In [1]:
#ReLU Heuristics for Avoiding Bad Local Minima
import torch
import torch.nn as nn
import torch.optim as optim

In [2]:
  # Define the neural network model
class NeuralNet(nn.Module):
    def __init__(self, input_size, hidden_size, output_size):
        super(NeuralNet, self).__init__()
        self.fc1 = nn.Linear(input_size, hidden_size)
        self.relu = nn.ReLU()
        self.fc2 = nn.Linear(hidden_size, output_size)

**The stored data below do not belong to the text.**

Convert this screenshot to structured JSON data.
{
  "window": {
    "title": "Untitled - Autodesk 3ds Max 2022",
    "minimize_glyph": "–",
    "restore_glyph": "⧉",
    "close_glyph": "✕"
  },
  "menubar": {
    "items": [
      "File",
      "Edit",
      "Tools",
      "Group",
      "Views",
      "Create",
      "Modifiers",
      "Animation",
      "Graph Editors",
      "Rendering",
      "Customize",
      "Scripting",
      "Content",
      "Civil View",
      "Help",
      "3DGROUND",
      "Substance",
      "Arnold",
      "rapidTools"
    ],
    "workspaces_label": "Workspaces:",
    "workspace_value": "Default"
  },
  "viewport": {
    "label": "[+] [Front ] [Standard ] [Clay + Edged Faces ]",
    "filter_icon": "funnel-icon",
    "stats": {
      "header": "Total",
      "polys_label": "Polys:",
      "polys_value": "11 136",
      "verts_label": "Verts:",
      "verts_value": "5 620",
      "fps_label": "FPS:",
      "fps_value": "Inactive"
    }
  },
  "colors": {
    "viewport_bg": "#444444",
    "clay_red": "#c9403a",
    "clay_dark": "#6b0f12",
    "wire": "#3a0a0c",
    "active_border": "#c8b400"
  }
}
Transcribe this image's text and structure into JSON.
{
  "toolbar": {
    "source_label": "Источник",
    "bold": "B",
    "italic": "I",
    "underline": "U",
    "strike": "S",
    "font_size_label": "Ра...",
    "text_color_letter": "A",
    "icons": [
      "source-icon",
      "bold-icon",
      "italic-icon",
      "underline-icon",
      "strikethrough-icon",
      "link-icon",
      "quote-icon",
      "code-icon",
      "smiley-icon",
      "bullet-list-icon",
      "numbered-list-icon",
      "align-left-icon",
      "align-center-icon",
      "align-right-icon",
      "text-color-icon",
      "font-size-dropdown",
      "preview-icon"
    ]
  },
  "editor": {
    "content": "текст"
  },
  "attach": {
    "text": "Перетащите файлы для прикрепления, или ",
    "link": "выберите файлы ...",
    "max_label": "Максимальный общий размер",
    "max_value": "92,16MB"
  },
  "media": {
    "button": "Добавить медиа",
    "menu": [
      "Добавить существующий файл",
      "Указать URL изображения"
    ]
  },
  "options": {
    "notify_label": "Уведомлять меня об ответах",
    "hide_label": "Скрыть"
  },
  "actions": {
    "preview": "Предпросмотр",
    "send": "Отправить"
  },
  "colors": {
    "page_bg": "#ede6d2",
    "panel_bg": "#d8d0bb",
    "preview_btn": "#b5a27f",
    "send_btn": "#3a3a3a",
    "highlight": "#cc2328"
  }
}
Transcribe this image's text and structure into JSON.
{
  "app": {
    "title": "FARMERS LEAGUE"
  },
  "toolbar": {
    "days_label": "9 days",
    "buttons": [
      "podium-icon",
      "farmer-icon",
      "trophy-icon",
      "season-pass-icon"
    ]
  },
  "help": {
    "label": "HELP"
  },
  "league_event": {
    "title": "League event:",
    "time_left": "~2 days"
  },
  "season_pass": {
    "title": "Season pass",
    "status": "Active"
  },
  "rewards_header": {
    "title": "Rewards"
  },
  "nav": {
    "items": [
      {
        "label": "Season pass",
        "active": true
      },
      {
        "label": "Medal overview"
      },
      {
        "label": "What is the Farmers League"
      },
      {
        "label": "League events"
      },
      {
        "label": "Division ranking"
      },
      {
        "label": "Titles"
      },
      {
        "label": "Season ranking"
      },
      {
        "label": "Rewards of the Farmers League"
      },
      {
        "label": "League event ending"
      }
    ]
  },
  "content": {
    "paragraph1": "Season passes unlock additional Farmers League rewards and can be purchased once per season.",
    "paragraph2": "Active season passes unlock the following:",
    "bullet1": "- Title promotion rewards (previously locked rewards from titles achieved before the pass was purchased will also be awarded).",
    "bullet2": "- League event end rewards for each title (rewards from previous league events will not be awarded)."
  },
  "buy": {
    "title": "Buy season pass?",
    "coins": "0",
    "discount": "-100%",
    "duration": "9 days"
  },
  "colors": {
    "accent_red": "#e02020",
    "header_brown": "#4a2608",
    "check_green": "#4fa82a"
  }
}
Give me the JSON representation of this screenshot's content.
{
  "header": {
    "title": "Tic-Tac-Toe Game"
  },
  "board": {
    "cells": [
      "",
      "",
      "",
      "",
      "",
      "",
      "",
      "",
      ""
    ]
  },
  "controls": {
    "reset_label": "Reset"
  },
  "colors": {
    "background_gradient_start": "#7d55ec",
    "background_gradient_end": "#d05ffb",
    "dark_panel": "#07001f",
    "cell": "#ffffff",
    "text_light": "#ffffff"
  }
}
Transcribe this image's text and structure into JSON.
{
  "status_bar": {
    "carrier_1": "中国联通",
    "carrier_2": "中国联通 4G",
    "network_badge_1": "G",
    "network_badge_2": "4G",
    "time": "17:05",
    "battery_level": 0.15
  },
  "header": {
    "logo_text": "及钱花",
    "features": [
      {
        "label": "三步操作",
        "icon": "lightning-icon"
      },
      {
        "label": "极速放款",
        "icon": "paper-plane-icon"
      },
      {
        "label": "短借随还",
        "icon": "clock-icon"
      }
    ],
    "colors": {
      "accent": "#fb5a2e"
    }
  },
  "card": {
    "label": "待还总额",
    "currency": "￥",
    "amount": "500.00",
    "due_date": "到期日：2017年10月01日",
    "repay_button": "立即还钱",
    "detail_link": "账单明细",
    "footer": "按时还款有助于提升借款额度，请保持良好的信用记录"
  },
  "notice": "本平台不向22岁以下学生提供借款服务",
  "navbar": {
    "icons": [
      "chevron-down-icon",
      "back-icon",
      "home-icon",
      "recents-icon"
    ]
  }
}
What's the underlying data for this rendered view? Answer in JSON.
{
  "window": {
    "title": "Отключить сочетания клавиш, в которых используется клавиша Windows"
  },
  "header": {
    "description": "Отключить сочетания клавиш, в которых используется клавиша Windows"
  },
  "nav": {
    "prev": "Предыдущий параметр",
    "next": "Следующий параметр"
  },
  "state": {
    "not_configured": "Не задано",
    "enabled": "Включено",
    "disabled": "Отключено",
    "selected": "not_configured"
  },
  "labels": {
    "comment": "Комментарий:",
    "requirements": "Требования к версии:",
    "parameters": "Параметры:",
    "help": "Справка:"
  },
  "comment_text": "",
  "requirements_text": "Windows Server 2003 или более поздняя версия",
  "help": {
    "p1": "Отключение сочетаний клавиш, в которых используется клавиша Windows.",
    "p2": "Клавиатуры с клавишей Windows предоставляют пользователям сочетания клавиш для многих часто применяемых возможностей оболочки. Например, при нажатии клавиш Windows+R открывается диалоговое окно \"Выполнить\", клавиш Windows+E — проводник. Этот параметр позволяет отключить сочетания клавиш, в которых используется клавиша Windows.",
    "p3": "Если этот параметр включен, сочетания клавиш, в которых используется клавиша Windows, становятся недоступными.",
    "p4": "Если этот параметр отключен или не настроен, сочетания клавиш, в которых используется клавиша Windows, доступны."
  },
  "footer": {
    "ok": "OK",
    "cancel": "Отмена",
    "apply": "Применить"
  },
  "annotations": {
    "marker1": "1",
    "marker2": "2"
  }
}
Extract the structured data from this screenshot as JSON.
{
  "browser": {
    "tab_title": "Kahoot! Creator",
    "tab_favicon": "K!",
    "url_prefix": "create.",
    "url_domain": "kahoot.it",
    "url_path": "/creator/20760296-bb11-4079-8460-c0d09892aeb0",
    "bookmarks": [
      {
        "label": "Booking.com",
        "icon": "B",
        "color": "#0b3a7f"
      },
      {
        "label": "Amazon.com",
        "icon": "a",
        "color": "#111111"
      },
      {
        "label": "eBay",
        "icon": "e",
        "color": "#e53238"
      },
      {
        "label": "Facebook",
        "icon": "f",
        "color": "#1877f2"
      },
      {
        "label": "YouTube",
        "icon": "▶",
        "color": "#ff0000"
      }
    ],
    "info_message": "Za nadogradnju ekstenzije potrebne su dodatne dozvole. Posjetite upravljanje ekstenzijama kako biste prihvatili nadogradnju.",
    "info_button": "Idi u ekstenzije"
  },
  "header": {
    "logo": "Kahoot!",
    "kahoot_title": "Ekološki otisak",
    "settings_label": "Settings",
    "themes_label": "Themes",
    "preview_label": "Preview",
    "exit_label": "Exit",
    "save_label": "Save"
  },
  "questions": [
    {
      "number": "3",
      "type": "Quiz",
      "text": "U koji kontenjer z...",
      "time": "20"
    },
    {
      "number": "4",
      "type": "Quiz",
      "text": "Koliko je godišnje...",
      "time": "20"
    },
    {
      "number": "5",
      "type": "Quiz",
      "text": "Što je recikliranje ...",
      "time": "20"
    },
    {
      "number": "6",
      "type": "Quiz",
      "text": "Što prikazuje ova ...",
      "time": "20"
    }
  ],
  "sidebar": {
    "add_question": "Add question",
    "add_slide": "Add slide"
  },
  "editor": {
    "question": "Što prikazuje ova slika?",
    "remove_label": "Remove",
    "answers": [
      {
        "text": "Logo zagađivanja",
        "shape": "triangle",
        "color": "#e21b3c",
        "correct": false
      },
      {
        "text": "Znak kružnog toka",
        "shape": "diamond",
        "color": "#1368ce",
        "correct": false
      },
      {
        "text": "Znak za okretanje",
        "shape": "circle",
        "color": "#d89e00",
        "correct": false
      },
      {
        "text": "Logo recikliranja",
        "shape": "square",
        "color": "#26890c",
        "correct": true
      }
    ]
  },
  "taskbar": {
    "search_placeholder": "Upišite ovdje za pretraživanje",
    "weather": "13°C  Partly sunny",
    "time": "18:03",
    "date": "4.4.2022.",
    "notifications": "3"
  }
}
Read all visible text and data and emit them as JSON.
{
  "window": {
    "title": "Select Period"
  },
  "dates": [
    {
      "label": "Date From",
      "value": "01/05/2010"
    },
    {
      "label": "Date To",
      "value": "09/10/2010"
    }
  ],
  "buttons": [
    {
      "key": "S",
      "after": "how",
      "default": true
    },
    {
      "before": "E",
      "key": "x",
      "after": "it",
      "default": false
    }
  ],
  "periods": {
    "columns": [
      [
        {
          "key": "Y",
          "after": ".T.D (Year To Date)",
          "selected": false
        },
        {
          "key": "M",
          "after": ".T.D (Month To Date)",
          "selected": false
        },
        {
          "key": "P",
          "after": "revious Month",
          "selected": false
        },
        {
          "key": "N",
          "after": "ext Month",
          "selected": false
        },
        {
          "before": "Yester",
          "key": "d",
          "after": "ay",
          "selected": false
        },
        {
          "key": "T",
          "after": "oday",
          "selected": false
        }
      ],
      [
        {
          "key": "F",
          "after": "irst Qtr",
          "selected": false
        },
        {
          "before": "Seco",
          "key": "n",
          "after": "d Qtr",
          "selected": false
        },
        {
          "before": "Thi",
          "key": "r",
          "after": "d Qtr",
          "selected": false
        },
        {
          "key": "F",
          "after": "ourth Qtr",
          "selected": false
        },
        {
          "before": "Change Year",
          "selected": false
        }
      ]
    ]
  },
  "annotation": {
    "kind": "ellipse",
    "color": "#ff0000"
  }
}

        # He initialization
        nn.init.kaiming_normal_(self.fc1.weight, nonlinearity='relu')
        nn.init.kaiming_normal_(self.fc2.weight, nonlinearity='relu')

    def forward(self, x):
        out = self.fc1(x)
        out = self.relu(out)
        out = self.fc2(out)
        return out

In [3]:
# Define the input size, hidden layer size, and output size
input_size = 784  # Example for MNIST dataset (28x28 images)
hidden_size = 500
output_size = 10  # Number of classes for MNIST (digits 0-9)

In [4]:
# Create the neural network
model = NeuralNet(input_size, hidden_size, output_size)

In [5]:
# Loss and optimizer
criterion = nn.CrossEntropyLoss()
optimizer = optim.Adam(model.parameters(), lr=0.001)

In [9]:
# Dummy training loop
num_epochs = 5
for epoch in range(num_epochs):
    # Generate random input and target data
    inputs = torch.randn(64, input_size)  # Batch size of 64
    targets = torch.randint(0, output_size, (64,))
    # Forward pass
    outputs = model(inputs)
    loss = criterion(outputs, targets)
    # Backward and optimize
    optimizer.zero_grad()
    loss.backward()
    optimizer.step()
    print(f'Epoch [{epoch+1}/{num_epochs}], Loss: {loss.item():.4f}')

Epoch [1/5], Loss: 2.9275
Epoch [2/5], Loss: 2.7781
Epoch [3/5], Loss: 2.8883
Epoch [4/5], Loss: 2.7750
Epoch [5/5], Loss: 2.7542


In [10]:
print("Training complete.")

Training complete.